さっそく今週のストラテジーへと移りたい。新型肺炎は致死率だけみれば、大きな脅威ではないように思えるが、経済への影響はすこぶる大きい。なにせ1人の患者がでただけで、会社や工場の稼働が止まっている様子が散見されているのだ。これがジワジワと世界各地に蔓延するだけで、世界中の生産が止まってしまう。株式市場は、死者数ではなく、この実体経済に与える影響の度合いをいまごろになって気にし始めたということだろうか!?
日米ともに、今年に入っての安値を割り込んでしまったので、これは弱い!と素直に認めざるを得ない。日経平均株価は2月3日につけた22,776円を割って、NYダウに関しては1月31日が安値で28,170円だが、現在のところこれを少し割り込んだあたりでもみ合っている。為替に関しては、このリスクオフの段階でも111.247円と円安基調を崩していないのが救いだが、これもいつまでもつかは予断を許さない。

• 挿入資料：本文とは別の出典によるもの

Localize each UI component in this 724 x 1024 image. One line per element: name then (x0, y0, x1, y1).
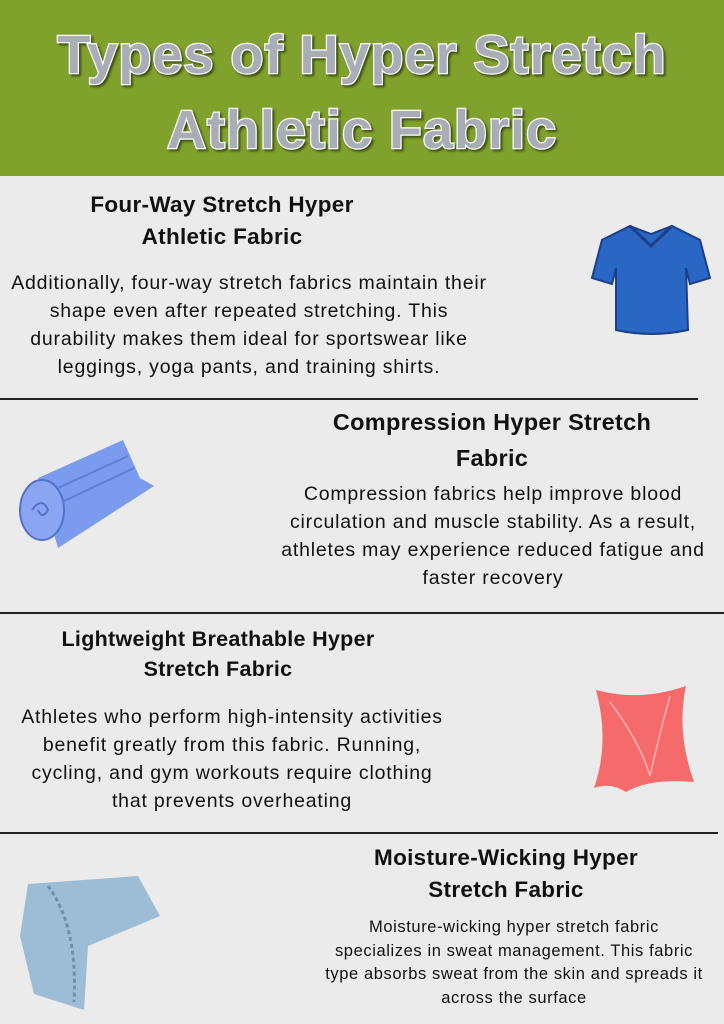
body text: across the surface (441, 988, 587, 1006)
heading: Compression Hyper Stretch (333, 409, 651, 435)
body text: faster recovery (423, 567, 563, 589)
icon: denim patch (20, 876, 160, 1010)
heading: Moisture-Wicking Hyper (374, 845, 638, 870)
body text: Additionally, four-way stretch fabrics maintain their (11, 272, 487, 294)
body text (281, 483, 705, 589)
body text (11, 272, 487, 378)
title banner (0, 0, 724, 176)
body text: type absorbs sweat from the skin and spreads it (325, 965, 703, 983)
title (56, 25, 667, 160)
icon: fabric roll (19, 440, 154, 548)
heading (333, 409, 651, 471)
panel: compression (19, 409, 705, 589)
body text: Compression fabrics help improve blood (304, 483, 682, 505)
heading: Lightweight Breathable Hyper (61, 627, 375, 651)
heading (90, 192, 354, 249)
icon: t-shirt (590, 224, 712, 335)
body text (325, 918, 703, 1006)
heading: Four-Way Stretch Hyper (90, 192, 354, 217)
heading: Athletic Fabric (142, 224, 302, 249)
title: Athletic Fabric (167, 100, 557, 160)
panel: moisture-wicking (20, 845, 703, 1010)
body text: athletes may experience reduced fatigue and (281, 539, 705, 561)
heading: Stretch Fabric (428, 877, 584, 902)
body text: benefit greatly from this fabric. Running, (43, 734, 421, 756)
body text: circulation and muscle stability. As a result, (290, 511, 696, 533)
body text: leggings, yoga pants, and training shirts. (58, 356, 440, 378)
body text (21, 706, 443, 812)
panel: lightweight (21, 627, 694, 812)
body text: durability makes them ideal for sportswear like (30, 328, 468, 350)
heading (61, 627, 375, 681)
icon: red cloth (594, 686, 694, 792)
heading: Fabric (456, 445, 528, 471)
body text: specializes in sweat management. This fabric (335, 942, 693, 960)
body text: that prevents overheating (112, 790, 352, 812)
body text: cycling, and gym workouts require clothing (31, 762, 433, 784)
body text: shape even after repeated stretching. This (50, 300, 448, 322)
panel: four-way (11, 192, 712, 378)
heading (374, 845, 638, 902)
heading: Stretch Fabric (144, 657, 292, 681)
body text: Moisture-wicking hyper stretch fabric (369, 918, 659, 936)
title: Types of Hyper Stretch (57, 25, 667, 85)
body text: Athletes who perform high-intensity activities (21, 706, 443, 728)
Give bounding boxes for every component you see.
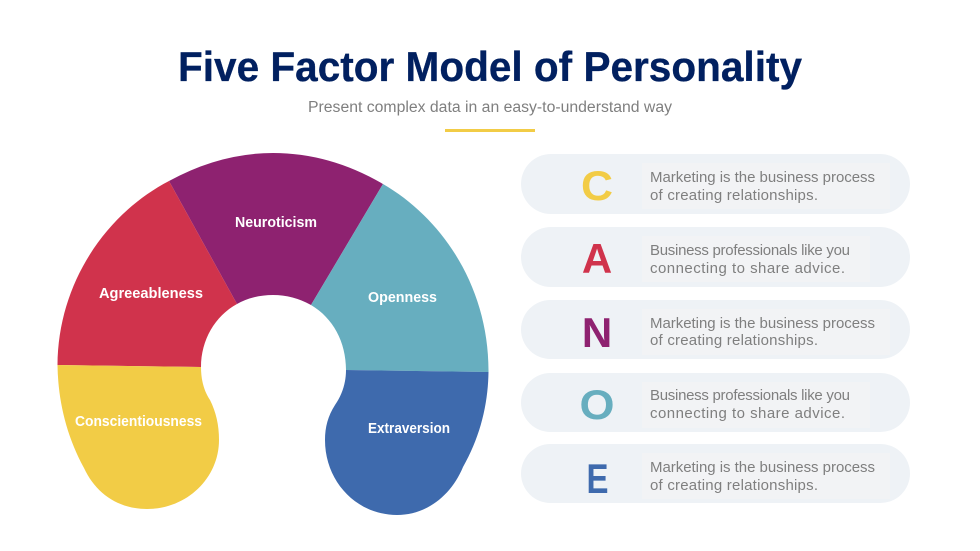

今週は、200日線である22,194円を一回は試しそうだと言っていいだろう。ここで余力のある方は、「NF日経レバレッジETF(1570)」や、買いで先物のエントリーは充分意味がある投資だと思う。ただ、根本的に新型肺炎の蔓延が止まり、経済がもとに戻る兆候がでてこなければ、本格的な買い主体の様子見は続きそうだ。 最後に今週以降のストラテジーを記して終わりたい。日銀短観(12月調査)で見るに、大企業・製造業の2019年度の下期想定為替レートは1ドル106円90銭。現在はこの水準を大きく上回っており、これは輸出主体の企業業績に効くだろう。 また、足元の2019年10~12月期の東証1部決算が終わったが、経常利益は前年同期比-9.1%減だったようだ。昨年末は、市場予想は+1.2%程度であったので、大外しもいいところ。通期業績の下方修正は1兆4800億円、上方修正を除くと7700億円のマイナス予想。ただこれは新型肺炎の影響を考慮しておらず、現在のところ2020年3月期通期決算はこのまま-9%減益の見通しであるものの、確実にこれを下回る決算にお目にかかるだろう。
上記の企業業績を折り込んで、しばらくは強い反発が期待できないことから、現在の株価先物指数は暴落している。ただ、ここからは世界各国が協調して景気対策がどんどん出されることは確実だ。新型肺炎のおひざ元の中国などは、中国人民銀行による利下げを含め、毎日のように景気対策が打ち出されている。そもそも中国での新たな感染者の増加数も当初は3000人を超えるような罹患者数だったものが現在は1000人を大きく割り込むようになっているのだ。